We have not been able to go back to the UK in summer so over the last seven years we have developed a few survival strategies.
 
Keeping the house cool

Keep curtains and carpets to a minimum. The Spanish keep their blinds down especially on the sunny side of the house. Dark is cool.

Ceiling fans also keep you more refreshed than air conditioning.

Turn on the air conditioner 10 minutes before entering the bedroom. Turn it off before falling asleep. Once you are asleep you probably will not wake up. Having cotton percale sheets will also help to keep you cool (some of you will want to iron them).

Some houses have sliding windows that you can remove. Do check to make sure you have adequate security.

Keeping yourself cool

My house is not overlooked so at home naked is often the dress code.

A dip in the pool for 15 minutes is also far more efficient at lowering your body temperature and maintaining it than a cold shower. Fashion is not a priority at this time of the year. Something in white cotton or linen works well, a loose skirt or culottes and flat sandals.

Spanish supermarkets are full of bottles of cologne which you can spray over yourself frequently. A neighbour of mine on a drive back to Santander took a fan that has a spray bottle of water attached (a neat idea from a few years ago).

I wear my hair short so that I can wash and go. I hate using the hair dryer in the summer. Make-up is minimal or not at all but a high factor moisturiser is essential for avoiding more wrinkles.

While driving, turning on air conditioning is essential although many Spaniards find it provokes coughs and colds. Direct the fan to your feet.
 
Food and Drink

Roast beef and Yorkshire pudding is out until September unless you cook it on the barbecue (although we did cook a turkey on our oven-styled barbecue recently).

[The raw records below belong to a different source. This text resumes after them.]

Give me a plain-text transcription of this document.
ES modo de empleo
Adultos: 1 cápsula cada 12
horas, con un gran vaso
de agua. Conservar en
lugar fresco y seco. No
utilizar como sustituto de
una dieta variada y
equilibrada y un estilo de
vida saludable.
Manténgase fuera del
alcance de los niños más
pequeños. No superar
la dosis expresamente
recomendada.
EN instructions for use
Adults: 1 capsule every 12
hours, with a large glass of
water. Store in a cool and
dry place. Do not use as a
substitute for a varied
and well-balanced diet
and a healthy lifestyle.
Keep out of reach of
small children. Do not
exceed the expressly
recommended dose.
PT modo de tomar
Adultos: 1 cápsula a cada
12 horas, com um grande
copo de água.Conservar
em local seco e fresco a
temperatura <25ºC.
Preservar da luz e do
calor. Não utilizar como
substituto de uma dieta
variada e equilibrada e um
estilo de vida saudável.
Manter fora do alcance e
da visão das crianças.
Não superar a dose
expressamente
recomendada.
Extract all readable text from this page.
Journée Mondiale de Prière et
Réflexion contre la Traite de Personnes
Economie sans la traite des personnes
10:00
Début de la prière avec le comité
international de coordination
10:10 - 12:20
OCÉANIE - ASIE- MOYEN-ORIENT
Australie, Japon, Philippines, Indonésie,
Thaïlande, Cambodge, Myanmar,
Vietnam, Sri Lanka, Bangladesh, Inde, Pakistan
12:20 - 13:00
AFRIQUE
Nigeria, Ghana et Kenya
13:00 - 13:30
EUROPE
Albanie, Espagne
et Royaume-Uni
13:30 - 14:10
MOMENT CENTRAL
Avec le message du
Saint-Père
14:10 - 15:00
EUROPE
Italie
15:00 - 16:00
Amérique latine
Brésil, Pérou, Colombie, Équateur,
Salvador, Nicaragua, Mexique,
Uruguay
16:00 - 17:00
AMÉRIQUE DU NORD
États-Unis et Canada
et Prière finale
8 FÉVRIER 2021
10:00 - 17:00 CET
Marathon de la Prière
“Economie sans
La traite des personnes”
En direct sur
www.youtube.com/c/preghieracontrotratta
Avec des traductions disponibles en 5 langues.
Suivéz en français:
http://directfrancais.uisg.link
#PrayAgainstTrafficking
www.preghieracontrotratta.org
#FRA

Healthy diet prevails; salads and a multitude of fruit. We don’t eat out much in the summer because it’s difficult to ensure food is kept in cool conditions.

We try to drink plenty of water (two to three litres a day as recommended by the doctors) but the following Spanish drinks are refreshing:

Granizado  – a crushed ice drink in many flavours

Horchata -  a cool milky drink made from tiger nuts

Clara   -  shandy

Tinto de verano - red wine with lemonade
 
Activities for summer

After 10.00 am, it is extremely difficult to do anything physical. It is therefore important to keep housework to a minimum. When the heat gets unbearable, we go to the supermarkets to cool down.

Many Spaniards go to the coast to get the sea breeze. We went to the mountains an hour away for one blissful cool night.

It is best to stock up books and DVDs before summer. Do non-strenuous activities such as study Spanish or write articles for expatica.com.

Follow the habit of the Spanish siesta. Even if you can’t sleep in the afternoon, rest and read. Then in the evening, get up and head for the fiesta.